In All Is Well, Saptarishi Bandopadhyay argues that there is no such thing as a “disaster” outside of rituals of legal, administrative, and scientific contestation through which such occurrences are morally distinguished from the rhythms of everyday life. Disasters, Bandopadhyay asserts, are artifacts of “normal” rule. They result from the same, mundane strategies of knowledge-making and violence by which authorities, experts, and lay people struggle to develop state-like power, to define and defend the social order.

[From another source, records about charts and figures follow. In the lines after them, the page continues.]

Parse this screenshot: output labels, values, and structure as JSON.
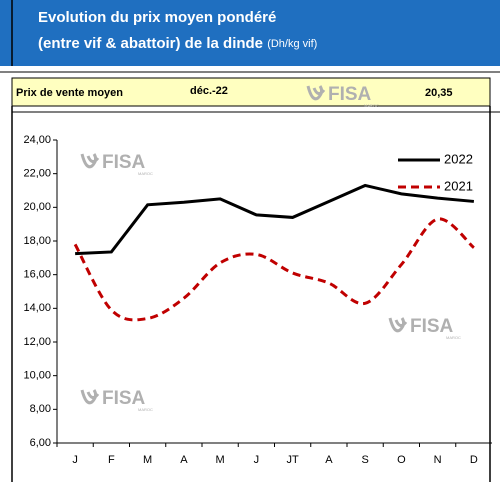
{
  "header": {
    "title": "Evolution du prix moyen pondéré",
    "title_line2": "(entre vif & abattoir) de la dinde",
    "unit": "(Dh/kg vif)"
  },
  "summary": {
    "label": "Prix de vente moyen",
    "period": "déc.-22",
    "value": "20,35"
  },
  "logo": {
    "name": "FISA",
    "sub": "MAROC"
  },
  "chart_data": {
    "type": "line",
    "categories": [
      "J",
      "F",
      "M",
      "A",
      "M",
      "J",
      "JT",
      "A",
      "S",
      "O",
      "N",
      "D"
    ],
    "series": [
      {
        "name": "2022",
        "color": "#000000",
        "style": "solid",
        "values": [
          17.25,
          17.35,
          20.15,
          20.3,
          20.5,
          19.55,
          19.4,
          20.35,
          21.3,
          20.8,
          20.55,
          20.35
        ]
      },
      {
        "name": "2021",
        "color": "#c00000",
        "style": "dashed",
        "smooth": true,
        "values": [
          17.8,
          13.9,
          13.4,
          14.6,
          16.7,
          17.2,
          16.1,
          15.5,
          14.3,
          16.6,
          19.3,
          17.6
        ]
      }
    ],
    "ylim": [
      6,
      24
    ],
    "yticks": [
      {
        "value": 6,
        "label": "6,00"
      },
      {
        "value": 8,
        "label": "8,00"
      },
      {
        "value": 10,
        "label": "10,00"
      },
      {
        "value": 12,
        "label": "12,00"
      },
      {
        "value": 14,
        "label": "14,00"
      },
      {
        "value": 16,
        "label": "16,00"
      },
      {
        "value": 18,
        "label": "18,00"
      },
      {
        "value": 20,
        "label": "20,00"
      },
      {
        "value": 22,
        "label": "22,00"
      },
      {
        "value": 24,
        "label": "24,00"
      }
    ],
    "legend": "top-right"
  }
}
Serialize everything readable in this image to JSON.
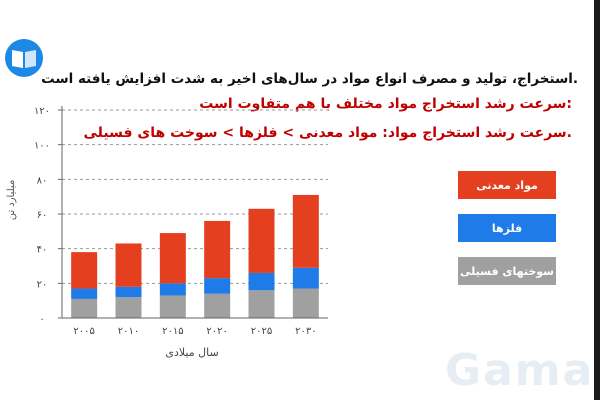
{
  "texts": {
    "line1": ".استخراج، تولید و مصرف انواع مواد در سال‌های اخیر به شدت افزایش یافته است",
    "line2": ":سرعت رشد استخراج مواد مختلف با هم متفاوت است",
    "line3": ".سرعت رشد استخراج مواد: مواد معدنی > فلزها > سوخت‌ های فسیلی"
  },
  "legend": [
    {
      "label": "مواد معدنی",
      "color": "#e4401f"
    },
    {
      "label": "فلزها",
      "color": "#1e7be8"
    },
    {
      "label": "سوختهای فسیلی",
      "color": "#a0a0a0"
    }
  ],
  "watermark": "Gama",
  "chart_data": {
    "type": "bar",
    "stacked": true,
    "xlabel": "سال میلادی",
    "ylabel": "میلیارد تن",
    "ylim": [
      0,
      120
    ],
    "yticks": [
      "۰",
      "۲۰",
      "۴۰",
      "۶۰",
      "۸۰",
      "۱۰۰",
      "۱۲۰"
    ],
    "ytick_values": [
      0,
      20,
      40,
      60,
      80,
      100,
      120
    ],
    "grid": true,
    "categories": [
      "۲۰۰۵",
      "۲۰۱۰",
      "۲۰۱۵",
      "۲۰۲۰",
      "۲۰۲۵",
      "۲۰۳۰"
    ],
    "series": [
      {
        "name": "سوختهای فسیلی",
        "color": "#a0a0a0",
        "values": [
          11,
          12,
          13,
          14,
          16,
          17
        ]
      },
      {
        "name": "فلزها",
        "color": "#1e7be8",
        "values": [
          6,
          6,
          7,
          9,
          10,
          12
        ]
      },
      {
        "name": "مواد معدنی",
        "color": "#e4401f",
        "values": [
          21,
          25,
          29,
          33,
          37,
          42
        ]
      }
    ]
  }
}
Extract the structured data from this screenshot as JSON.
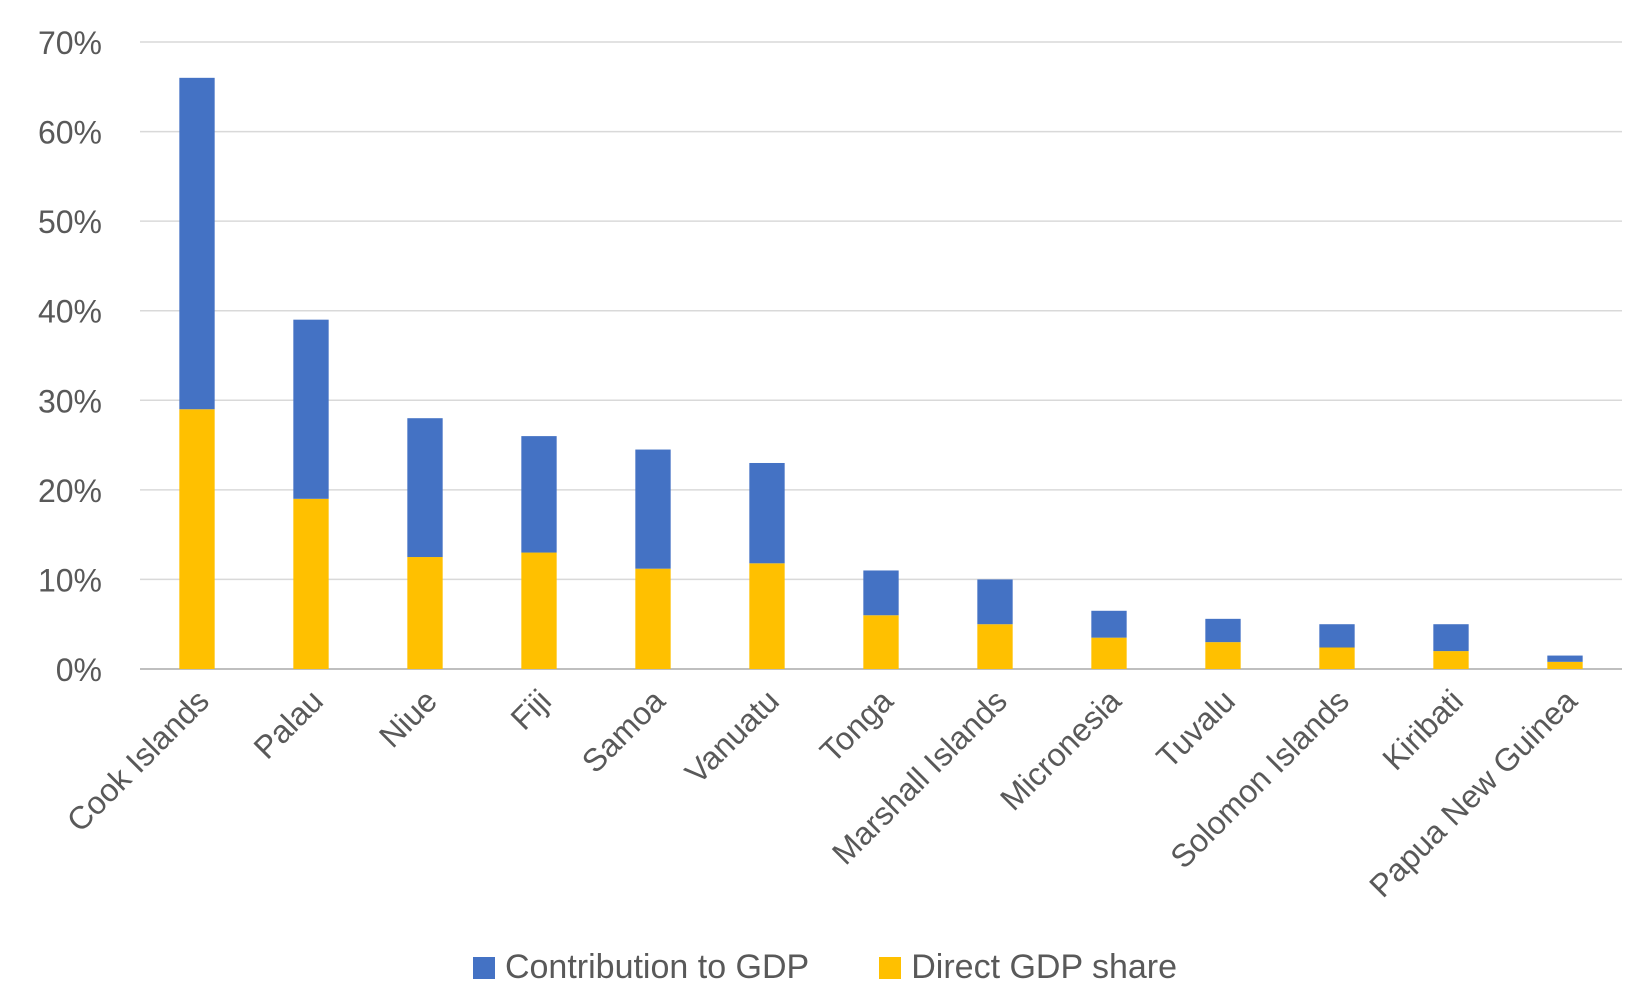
{
  "chart_data": {
    "type": "bar",
    "stacked": true,
    "categories": [
      "Cook Islands",
      "Palau",
      "Niue",
      "Fiji",
      "Samoa",
      "Vanuatu",
      "Tonga",
      "Marshall Islands",
      "Micronesia",
      "Tuvalu",
      "Solomon Islands",
      "Kiribati",
      "Papua New Guinea"
    ],
    "series": [
      {
        "name": "Direct GDP share",
        "color": "#FFC000",
        "values": [
          29,
          19,
          12.5,
          13,
          11.2,
          11.8,
          6,
          5,
          3.5,
          3,
          2.4,
          2,
          0.8
        ]
      },
      {
        "name": "Contribution to GDP",
        "color": "#4472C4",
        "values": [
          37,
          20,
          15.5,
          13,
          13.3,
          11.2,
          5,
          5,
          3,
          2.6,
          2.6,
          3,
          0.7
        ]
      }
    ],
    "ylim": [
      0,
      70
    ],
    "yticks": [
      "0%",
      "10%",
      "20%",
      "30%",
      "40%",
      "50%",
      "60%",
      "70%"
    ],
    "grid": true,
    "legend_position": "bottom",
    "legend_order": [
      "Contribution to GDP",
      "Direct GDP share"
    ]
  }
}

Challenging traditional narratives, All Is Well looks at “disaster management” as a historical process that produces both catastrophes and political authorities. To do so, Bandopadhyay draws on three case studies: the Marseille plague of 1720, the Lisbon earthquake of 1755, and the Bengal famine of 1770. As far back as the eighteenth century, aspiring rulers understood disasters to be occasions for testing their state-like ambitions as they swapped divine authority for the supremacy of natural rights, Enlightenment ideals, and colonial rule. Bandopadhyay examines these exercises in catastrophe conservation and state formation and shows how the underlying beliefs and resulting insights underwrite sophisticated but deeply inequitable present-day norms and practices of global governance. He concludes that climate change, and the national and international authorities designed to fight it, are products of three centuries of disaster management, and civilizational survival depends on reckoning with this past.

Advance Reviews

“A thought-provoking and somewhat audacious book that challenges our notions about the very foundations of state power and its historic role in disaster management. Far from saving people from nature’s fury, Bandopadhyay argues that disasters provide a way for state power to renew itself. Masterfully drawing on eighteenth century examples from France, Portugal, and India to support his case, the author admonishes us to look more closely at how the world around us is governed. A compelling read.” — Greg Bankoff, Professor Emeritus of Environmental History, University of Hull

“Ironically titled, All Is Well provides a wide-ranging, timely critique of the world of disasters. Bandopadhyay acknowledges earthquakes, floods, and plagues are real and horrific enough. However, he shows ‘disasters’ to be socially constructed, mainly through official discourses that serve state power. He also finds such awareness largely absent from mainstream disaster work, where the primacy of ‘the government’ and ‘the international community’ is rarely questioned. In our own time, these hegemonic strategies are shown to support liberal, international, and ecological initiatives. In the face of existential insecurity and frightful losses, they are seen to ‘normalize’ gross economic and social disparities, and ecological destruction.” — Kenneth Hewitt, Professor Emeritus of Geography and Environmental Studies, Wilfrid Laurier University

“An ambitious and timely intervention into a pressing set of concerns, questions, and issues. By combining a longue dur e approach with a focus on writing a ‘history of the present’, Bandopadhyay produces original insights of cross-cultural significance. Those insights will have application to the numerous projects which will surely emerge to rebuild states, societies, economies, and systems in the wake of the current pandemic.” — Sundhya Pahuja, Director of the Institute for International Law and the Humanities, Melbourne Law School

Author information
Saptarishi Bandopadhyay is an Assistant Professor at Osgoode Hall Law School, York University. He has followed and engaged disaster management efforts in India, in the borderlands between India, Pakistan, and China, and in the Philippines. He has learned from and advised officials and civil society in India, Thailand, the Philippines, and Canada and has published widely on disaster risk, international law, and related areas. Saptarishi has received research and advocacy grants and fellowships from the Canadian Social Sciences and Humanities Research Council, Harvard University, the Public International Law and Policy Group, the Center for International Environmental Law, Brown University’s Watson Institute for International Studies, York University’s Dahdaleh Institute for Global Health Research, and the Berkman-Klein Center for Internet & Society, among other institutions.